Börsen-Zeitung: Lagardes Bärendienst, Kommentar von Carsten Steevens zur Forderung der IWF-Chefin Christine Lagarde nach einer "substanziellen Rekapitalisierung" der europäischen Banken
Frankfurt (ots)
Präsidentin der Europäischen Zentralbank (EZB) ist sie nicht. Doch auch als neue geschäftsführende Direktorin des Internationalen Währungsfonds (IWF) muss Christine Lagarde aufpassen, was sie wann sagt und wie. Zumindest aber sollte sie in Krisenphasen wie diesen, in denen die Entwicklungen an den Finanzmärkten leicht wieder panische Züge annehmen, sorgfältig darauf achten, wie ihre Aussagen aufgefasst und interpretiert werden könnten.
Indem die ehemalige Finanzministerin Frankreichs beim Notenbankertreffen in Jackson Hole am Wochenende einer substanziellen Rekapitalisierung der europäischen Banken das Wort redete, beherrschte sie die Schlagzeilen. Als IWF-Chefin stellte Lagarde damit die anwesenden Zentralbankgouverneure glatt in den Schatten. Doch selbst wenn es ihr vorrangig um persönliche Profilierung ging, musste sie wissen, dass es gegenwärtig ein Spiel mit dem Feuer ist, in dieser Position öffentlich eine Kapitalstärkung der Banken herbeizureden mit der Begründung, dass den Euro-Kernländern ansonsten eine Rezession drohe oder dem Finanzsystem eine Liquiditätskrise.
Das Risiko der sich selbst erfüllenden Prophezeiung hat Lagarde mit ihrem Alarm-Appell offenbar bewusst in Kauf genommen. Kaum überraschen konnte daher, dass sich neben anderen auch der amtierende EZB-Präsident Jean-Claude Trichet umgehend genötigt sah, der Landsfrau in ebenso klarer Form coram publico zu widersprechen.

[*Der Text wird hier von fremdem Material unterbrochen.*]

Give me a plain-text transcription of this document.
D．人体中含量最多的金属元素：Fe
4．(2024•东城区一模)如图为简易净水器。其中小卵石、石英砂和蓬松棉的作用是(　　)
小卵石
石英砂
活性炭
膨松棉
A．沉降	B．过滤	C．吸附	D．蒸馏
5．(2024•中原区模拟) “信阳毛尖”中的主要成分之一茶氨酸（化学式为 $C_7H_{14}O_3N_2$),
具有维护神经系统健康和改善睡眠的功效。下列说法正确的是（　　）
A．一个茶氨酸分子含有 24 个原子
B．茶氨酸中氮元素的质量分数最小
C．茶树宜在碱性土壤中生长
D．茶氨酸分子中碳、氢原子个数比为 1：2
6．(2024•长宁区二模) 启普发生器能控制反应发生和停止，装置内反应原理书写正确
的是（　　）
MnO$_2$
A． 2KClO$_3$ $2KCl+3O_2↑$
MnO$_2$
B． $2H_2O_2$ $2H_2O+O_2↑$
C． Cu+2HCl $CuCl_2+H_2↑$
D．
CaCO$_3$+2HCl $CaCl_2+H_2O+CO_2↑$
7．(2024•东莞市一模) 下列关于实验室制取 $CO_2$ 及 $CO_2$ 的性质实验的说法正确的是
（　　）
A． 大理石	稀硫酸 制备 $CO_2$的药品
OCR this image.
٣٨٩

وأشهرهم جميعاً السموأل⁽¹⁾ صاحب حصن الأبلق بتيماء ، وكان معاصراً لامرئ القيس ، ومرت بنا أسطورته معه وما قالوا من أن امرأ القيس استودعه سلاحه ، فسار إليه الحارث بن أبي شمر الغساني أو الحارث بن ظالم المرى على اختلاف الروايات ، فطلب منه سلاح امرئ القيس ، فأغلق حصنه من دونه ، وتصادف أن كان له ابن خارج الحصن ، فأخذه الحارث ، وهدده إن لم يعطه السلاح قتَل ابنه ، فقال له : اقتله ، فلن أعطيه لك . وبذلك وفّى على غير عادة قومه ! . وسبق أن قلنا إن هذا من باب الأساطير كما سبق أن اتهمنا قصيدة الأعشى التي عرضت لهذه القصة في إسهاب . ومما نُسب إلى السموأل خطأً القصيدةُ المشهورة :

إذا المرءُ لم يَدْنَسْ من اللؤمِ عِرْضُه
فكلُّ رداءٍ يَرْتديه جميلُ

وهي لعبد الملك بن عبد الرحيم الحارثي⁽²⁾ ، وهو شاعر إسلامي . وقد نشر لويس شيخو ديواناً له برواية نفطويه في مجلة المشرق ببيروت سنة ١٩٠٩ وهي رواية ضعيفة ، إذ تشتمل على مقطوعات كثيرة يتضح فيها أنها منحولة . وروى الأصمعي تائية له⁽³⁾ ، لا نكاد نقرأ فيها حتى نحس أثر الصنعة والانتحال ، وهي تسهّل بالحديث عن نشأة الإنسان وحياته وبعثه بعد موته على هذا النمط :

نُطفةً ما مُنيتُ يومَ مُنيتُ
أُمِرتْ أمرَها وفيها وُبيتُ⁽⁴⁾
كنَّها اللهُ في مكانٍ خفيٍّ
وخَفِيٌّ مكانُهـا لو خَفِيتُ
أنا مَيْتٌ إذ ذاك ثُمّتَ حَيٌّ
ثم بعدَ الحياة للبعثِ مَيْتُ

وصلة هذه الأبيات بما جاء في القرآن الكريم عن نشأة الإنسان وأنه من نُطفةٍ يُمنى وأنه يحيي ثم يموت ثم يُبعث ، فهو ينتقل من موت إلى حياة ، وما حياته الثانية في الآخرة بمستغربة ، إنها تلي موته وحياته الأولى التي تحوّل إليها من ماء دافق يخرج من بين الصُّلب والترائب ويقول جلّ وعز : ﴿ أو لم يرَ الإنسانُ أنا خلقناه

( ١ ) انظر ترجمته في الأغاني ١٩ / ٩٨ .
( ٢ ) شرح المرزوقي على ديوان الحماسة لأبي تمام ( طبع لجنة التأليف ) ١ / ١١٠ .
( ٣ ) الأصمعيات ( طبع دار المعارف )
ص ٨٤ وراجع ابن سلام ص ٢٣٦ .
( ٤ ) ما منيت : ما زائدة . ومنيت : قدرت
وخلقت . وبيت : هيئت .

Angesichts dieser Kakophonie stellt sich nun die elementare Frage, ob die Beteiligten noch bestrebt sind, Investoren und auch Steuerzahlern, die in den vergangenen Jahren unfreiwillig die Rolle der Bankenretter übernehmen mussten, Orientierung zu bieten. Diesen Eindruck hinterließ das internationale Krisenmanagement in den vergangenen Tagen zumindest in der Öffentlichkeit nicht.
Mit ihrem forschen Aufruf zur raschen und umfangreichen Rekapitalisierung der Banken erwies IWF-Chefin Lagarde nicht zuletzt auch der jungen Europäischen Bankenaufsicht einen Bärendienst. Einen Beitrag, die Zweifel an der Aussagekraft der erst vor sechs Wochen publizierten Ergebnisse des diesjährigen Bankenstresstests, für den die European Banking Authority (EBA) erstmals verantwortlich war, zu beseitigen, leistete die Französin jedenfalls nicht. Untergraben wurde die Autorität einer Institution, die jetzt darauf hoffen muss, dass die Testprämissen für Kapital- und Liquiditätserfordernisse der Banken umfassend und pessimistisch genug waren. Ansonsten bräuchte die EBA auch die Rückendeckung der IWF-Chefin nicht mehr.